Minerals from Ward's are of two types, hand samples and research mineral samples. They are chosen for their relatively large size and euhedral morphology. There is no information about their chemical composition and really nothing can be assumed about their homogeneity.
An ideal microanalysis standard is free, has large grains, is homogeneous on both a micron and macro scale, and has been characterized by a method in addition to EPMA.
Most materials being considered for EPMA standards fail one or more of these criteria, usually homogeneity is the problem.
The Smithsonian Microbeam Standards are a far superior set of materials because they have been hand picked to identify clean grains, mounted and sigma ratio measured to assess intragrain and intergrain homogeneity, and analyzed by wet chemistry. Some of them are only available as small grains.
The wollastonite that John discusses is probably the best case material. It contains trace/minor Fe, Mn, etc. which is typical of many wollastonites (the crystal structure does not welcome more than trace concentrations of Mg, Fe, etc. compared to the augite and orthopyroxene structures). It may be a decent standard but it really requires a major effort to characterize the material that would be selected for distribution as a standard.
I would expect that the hornblende, like Kakanui hornblende, contains inclusions. That is the reality of natural minerals. That presents a real problem in stating what the composition "is" and issues regarding use of that material as a potential standard.
I support exploration of these materials. The ideal set of calibration materials for the geology community is end-member, stoichiometric, homogeneous materials available in large chunks. For example, I use Elba hematite as our primary Fe standard but always include secondary Fe standards in the PFE run. This Elba hematite is probably from the Caltech mineral collection, is not an internationally recognized EPMA standard, but is Fe-rich and homogeneous. The Smithsonian magnetite is an equivalent standard and could be used (the Smithsonian ilmenite is good but contains some inclusions of hematite and other phases). The Rockport fayalite standard likely contains grunerite and magnetite in the mineral separate used for the SMS wet chemical analysis, so it is decent material but the accepted analysis is faulty; this can only be corrected by cleaning the separate and reanalyzing the bulk material.
So the ideal standard setup is to have materials that have the highest element concentration expected in a probe run, but avoiding problem materials (Quartz: beam sensitive, Si peak shift vs. most minerals(?), Corundum: conductivity issues, peak shift, and so on). The accuracy of the calibration is then demonstrated by analysis of accepted standards such as the SMS materials (we use Kakanui hornblende).

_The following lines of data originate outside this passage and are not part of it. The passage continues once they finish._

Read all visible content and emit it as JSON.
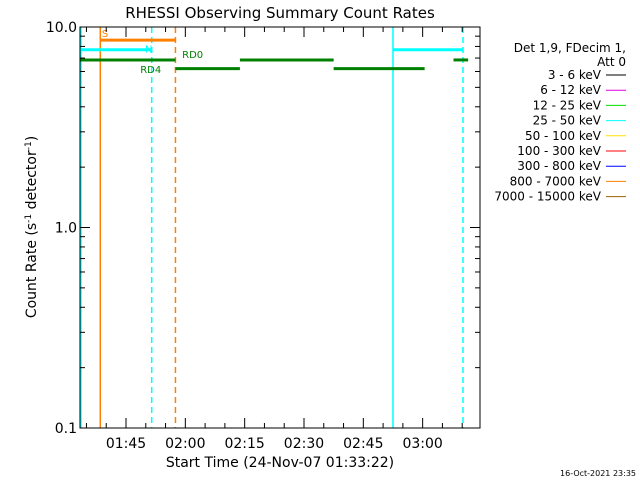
{
  "chart_data": {
    "type": "line",
    "title": "RHESSI Observing Summary Count Rates",
    "xlabel": "Start Time (24-Nov-07 01:33:22)",
    "ylabel_parts": [
      "Count Rate (s",
      "-1",
      " detector",
      "-1",
      ")"
    ],
    "y_scale": "log",
    "ylim": [
      0.1,
      10.0
    ],
    "yticks": [
      {
        "value": 10.0,
        "label": "10.0"
      },
      {
        "value": 1.0,
        "label": "1.0"
      },
      {
        "value": 0.1,
        "label": "0.1"
      }
    ],
    "xlim_min": [
      93.37,
      194.5
    ],
    "xticks": [
      {
        "min": 105,
        "label": "01:45"
      },
      {
        "min": 120,
        "label": "02:00"
      },
      {
        "min": 135,
        "label": "02:15"
      },
      {
        "min": 150,
        "label": "02:30"
      },
      {
        "min": 165,
        "label": "02:45"
      },
      {
        "min": 180,
        "label": "03:00"
      }
    ],
    "legend": {
      "header": [
        "Det 1,9, FDecim 1,",
        "Att 0"
      ],
      "entries": [
        {
          "label": "3 - 6 keV",
          "color": "#000000"
        },
        {
          "label": "6 - 12 keV",
          "color": "#e000e0"
        },
        {
          "label": "12 - 25 keV",
          "color": "#00e000"
        },
        {
          "label": "25 - 50 keV",
          "color": "#00ffff"
        },
        {
          "label": "50 - 100 keV",
          "color": "#ffe000"
        },
        {
          "label": "100 - 300 keV",
          "color": "#ff0000"
        },
        {
          "label": "300 - 800 keV",
          "color": "#0000ff"
        },
        {
          "label": "800 - 7000 keV",
          "color": "#ff8000"
        },
        {
          "label": "7000 - 15000 keV",
          "color": "#a06000"
        }
      ],
      "placement": "right"
    },
    "flag_segments": [
      {
        "name": "S",
        "color": "#ff8000",
        "y": 8.6,
        "x0": 98.5,
        "x1": 117.5
      },
      {
        "name": "N",
        "color": "#00ffff",
        "y": 7.7,
        "x0": 93.37,
        "x1": 111.5
      },
      {
        "name": "N",
        "color": "#00ffff",
        "y": 7.7,
        "x0": 172.5,
        "x1": 190.2
      },
      {
        "name": "RD4",
        "color": "#008000",
        "y": 6.85,
        "x0": 93.37,
        "x1": 117.5
      },
      {
        "name": "RD0",
        "color": "#008000",
        "y": 6.2,
        "x0": 117.5,
        "x1": 133.8
      },
      {
        "name": "RD",
        "color": "#008000",
        "y": 6.85,
        "x0": 133.8,
        "x1": 157.5
      },
      {
        "name": "RD",
        "color": "#008000",
        "y": 6.2,
        "x0": 157.5,
        "x1": 180.5
      },
      {
        "name": "RD",
        "color": "#008000",
        "y": 6.85,
        "x0": 187.8,
        "x1": 191.5
      }
    ],
    "flag_labels": [
      {
        "text": "S",
        "color": "#ff8000",
        "x": 98.9,
        "y": 8.9
      },
      {
        "text": "N",
        "color": "#00ffff",
        "x": 109.8,
        "y": 7.45
      },
      {
        "text": "RD0",
        "color": "#008000",
        "x": 119.2,
        "y": 7.0
      },
      {
        "text": "RD4",
        "color": "#008000",
        "x": 108.6,
        "y": 5.9
      }
    ],
    "vlines": [
      {
        "x": 93.6,
        "color": "#00ffff",
        "style": "solid"
      },
      {
        "x": 98.5,
        "color": "#ff8000",
        "style": "solid"
      },
      {
        "x": 111.5,
        "color": "#00ffff",
        "style": "dashed"
      },
      {
        "x": 117.5,
        "color": "#ff8000",
        "style": "dashed"
      },
      {
        "x": 172.5,
        "color": "#00ffff",
        "style": "solid"
      },
      {
        "x": 190.2,
        "color": "#00ffff",
        "style": "dashed"
      }
    ],
    "footer_date": "16-Oct-2021 23:35"
  }
}
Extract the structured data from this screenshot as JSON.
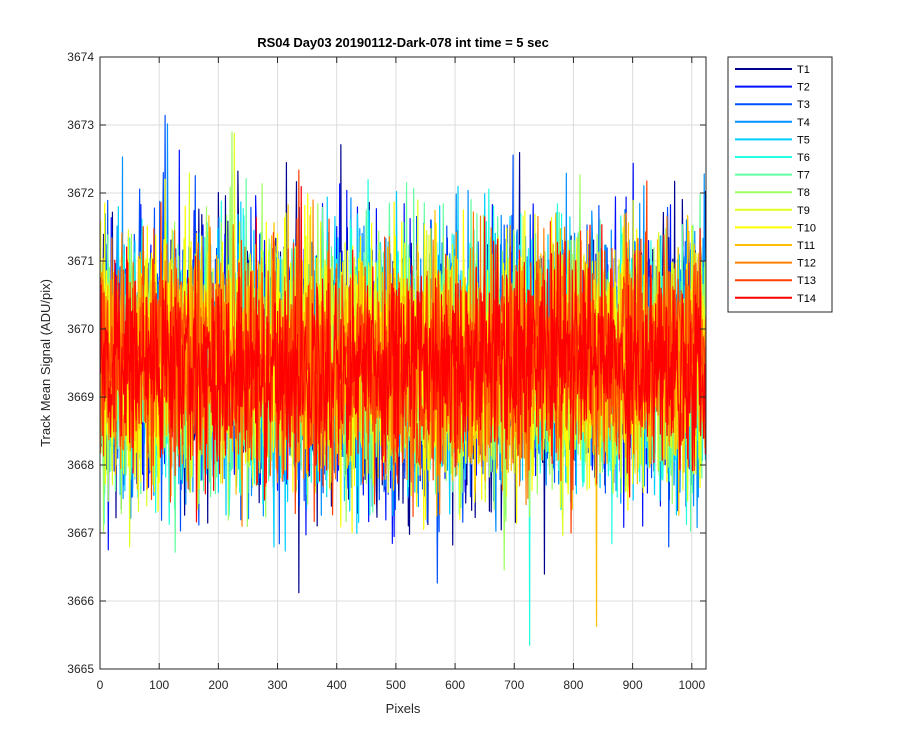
{
  "chart_data": {
    "type": "line",
    "title": "RS04 Day03 20190112-Dark-078 int time = 5 sec",
    "xlabel": "Pixels",
    "ylabel": "Track Mean Signal (ADU/pix)",
    "xlim": [
      0,
      1024
    ],
    "ylim": [
      3665,
      3674
    ],
    "xticks": [
      0,
      100,
      200,
      300,
      400,
      500,
      600,
      700,
      800,
      900,
      1000
    ],
    "yticks": [
      3665,
      3666,
      3667,
      3668,
      3669,
      3670,
      3671,
      3672,
      3673,
      3674
    ],
    "grid": true,
    "legend_position": "outside-top-right",
    "x_range": [
      1,
      1024
    ],
    "mean_level": 3669.5,
    "series": [
      {
        "name": "T1",
        "color": "#00008f",
        "spread": 0.95
      },
      {
        "name": "T2",
        "color": "#0010ff",
        "spread": 0.95
      },
      {
        "name": "T3",
        "color": "#0050ff",
        "spread": 0.92
      },
      {
        "name": "T4",
        "color": "#0090ff",
        "spread": 0.92
      },
      {
        "name": "T5",
        "color": "#00d0ff",
        "spread": 0.9
      },
      {
        "name": "T6",
        "color": "#20ffdf",
        "spread": 0.9
      },
      {
        "name": "T7",
        "color": "#60ff9f",
        "spread": 0.88
      },
      {
        "name": "T8",
        "color": "#9fff60",
        "spread": 0.88
      },
      {
        "name": "T9",
        "color": "#dfff20",
        "spread": 0.86
      },
      {
        "name": "T10",
        "color": "#ffff00",
        "spread": 0.86
      },
      {
        "name": "T11",
        "color": "#ffbf00",
        "spread": 0.82
      },
      {
        "name": "T12",
        "color": "#ff8000",
        "spread": 0.8
      },
      {
        "name": "T13",
        "color": "#ff4000",
        "spread": 0.78
      },
      {
        "name": "T14",
        "color": "#ff0000",
        "spread": 0.72
      }
    ]
  }
}
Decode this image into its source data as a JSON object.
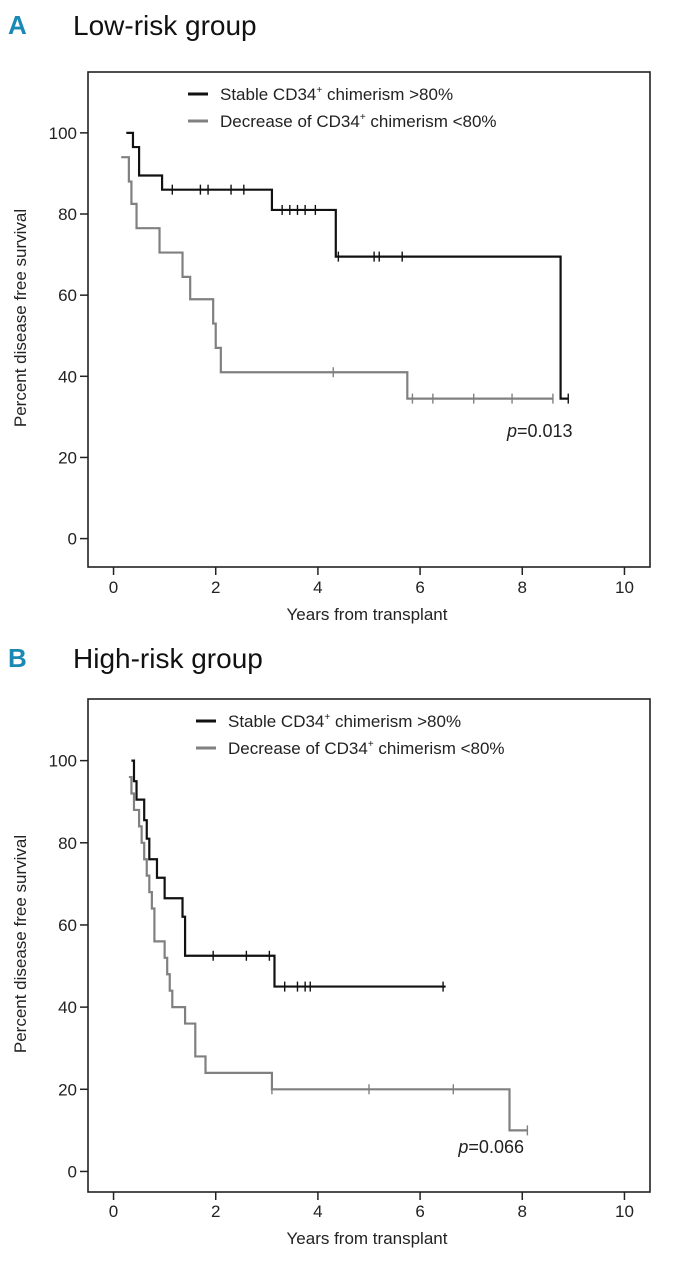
{
  "colors": {
    "accent": "#1a8ab5",
    "stable": "#111111",
    "decrease": "#808080"
  },
  "chart_data": [
    {
      "type": "line",
      "panel_letter": "A",
      "title": "Low-risk group",
      "xlabel": "Years from transplant",
      "ylabel": "Percent disease free survival",
      "xlim": [
        -0.5,
        10.5
      ],
      "ylim": [
        -7,
        115
      ],
      "xticks": [
        0,
        2,
        4,
        6,
        8,
        10
      ],
      "yticks": [
        0,
        20,
        40,
        60,
        80,
        100
      ],
      "legend_position": "top",
      "annotation": {
        "italic": "p",
        "text": "=0.013",
        "x": 7.7,
        "y": 25
      },
      "series": [
        {
          "name_pre": "Stable CD34",
          "name_sup": "+",
          "name_post": " chimerism >80%",
          "color": "#111111",
          "steps": [
            [
              0.25,
              100
            ],
            [
              0.38,
              96.5
            ],
            [
              0.5,
              89.5
            ],
            [
              0.95,
              86
            ],
            [
              3.1,
              81
            ],
            [
              4.35,
              69.5
            ],
            [
              8.75,
              34.5
            ],
            [
              8.9,
              34.5
            ]
          ],
          "censor": [
            [
              1.15,
              86
            ],
            [
              1.7,
              86
            ],
            [
              1.85,
              86
            ],
            [
              2.3,
              86
            ],
            [
              2.55,
              86
            ],
            [
              3.3,
              81
            ],
            [
              3.45,
              81
            ],
            [
              3.6,
              81
            ],
            [
              3.75,
              81
            ],
            [
              3.95,
              81
            ],
            [
              4.4,
              69.5
            ],
            [
              5.1,
              69.5
            ],
            [
              5.2,
              69.5
            ],
            [
              5.65,
              69.5
            ],
            [
              8.9,
              34.5
            ]
          ]
        },
        {
          "name_pre": "Decrease of CD34",
          "name_sup": "+",
          "name_post": " chimerism <80%",
          "color": "#808080",
          "steps": [
            [
              0.15,
              94
            ],
            [
              0.3,
              88
            ],
            [
              0.35,
              82.5
            ],
            [
              0.45,
              76.5
            ],
            [
              0.9,
              70.5
            ],
            [
              1.35,
              64.5
            ],
            [
              1.5,
              59
            ],
            [
              1.95,
              53
            ],
            [
              2.0,
              47
            ],
            [
              2.1,
              41
            ],
            [
              5.75,
              34.5
            ],
            [
              8.6,
              34.5
            ]
          ],
          "censor": [
            [
              4.3,
              41
            ],
            [
              5.85,
              34.5
            ],
            [
              6.25,
              34.5
            ],
            [
              7.05,
              34.5
            ],
            [
              7.8,
              34.5
            ],
            [
              8.6,
              34.5
            ]
          ]
        }
      ]
    },
    {
      "type": "line",
      "panel_letter": "B",
      "title": "High-risk group",
      "xlabel": "Years from transplant",
      "ylabel": "Percent disease free survival",
      "xlim": [
        -0.5,
        10.5
      ],
      "ylim": [
        -5,
        115
      ],
      "xticks": [
        0,
        2,
        4,
        6,
        8,
        10
      ],
      "yticks": [
        0,
        20,
        40,
        60,
        80,
        100
      ],
      "legend_position": "top",
      "annotation": {
        "italic": "p",
        "text": "=0.066",
        "x": 6.75,
        "y": 4.5
      },
      "series": [
        {
          "name_pre": "Stable CD34",
          "name_sup": "+",
          "name_post": " chimerism >80%",
          "color": "#111111",
          "steps": [
            [
              0.35,
              100
            ],
            [
              0.4,
              95
            ],
            [
              0.45,
              90.5
            ],
            [
              0.6,
              85.5
            ],
            [
              0.65,
              81
            ],
            [
              0.7,
              76
            ],
            [
              0.85,
              71.5
            ],
            [
              1.0,
              66.5
            ],
            [
              1.35,
              62
            ],
            [
              1.4,
              52.5
            ],
            [
              3.15,
              45
            ],
            [
              6.5,
              45
            ]
          ],
          "censor": [
            [
              1.95,
              52.5
            ],
            [
              2.6,
              52.5
            ],
            [
              3.05,
              52.5
            ],
            [
              3.35,
              45
            ],
            [
              3.6,
              45
            ],
            [
              3.75,
              45
            ],
            [
              3.85,
              45
            ],
            [
              6.45,
              45
            ]
          ]
        },
        {
          "name_pre": "Decrease of CD34",
          "name_sup": "+",
          "name_post": " chimerism <80%",
          "color": "#808080",
          "steps": [
            [
              0.3,
              96
            ],
            [
              0.35,
              92
            ],
            [
              0.4,
              88
            ],
            [
              0.5,
              84
            ],
            [
              0.55,
              80
            ],
            [
              0.6,
              76
            ],
            [
              0.65,
              72
            ],
            [
              0.7,
              68
            ],
            [
              0.75,
              64
            ],
            [
              0.8,
              60
            ],
            [
              0.8,
              56
            ],
            [
              1.0,
              52
            ],
            [
              1.05,
              48
            ],
            [
              1.1,
              44
            ],
            [
              1.15,
              40
            ],
            [
              1.4,
              36
            ],
            [
              1.6,
              32
            ],
            [
              1.6,
              28
            ],
            [
              1.8,
              24
            ],
            [
              3.1,
              20
            ],
            [
              7.75,
              10
            ],
            [
              8.1,
              10
            ]
          ],
          "censor": [
            [
              3.1,
              20
            ],
            [
              5.0,
              20
            ],
            [
              6.65,
              20
            ],
            [
              8.1,
              10
            ]
          ]
        }
      ]
    }
  ]
}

The Ward's wollastonite could be a usable standard but I recall seeing BSE zoning in the large pieces. This ultimately, like many materials, disqualifies it because when you crush it for distribution, you have many grains with variation in the chemistry. When a user mounts up 1-2 grains they implicitly assume those grains are the true composition when they probably aren't. This issue is a problem for the commercial standard mounts but notice that they mostly contain end member phases like Sb2S3 which are stoichiometric and homogeneous.
The SMS are free to anyone who requests them. There is material from a larger size fraction that can be requested but that is not necessarily what was used for the wet chemistry, and especially for Kakanui hornblende, the larger fraction has grains with larger inclusion of ilmenite, etc. So there is no easy answer (except synthetic glasses, which I can elaborate on).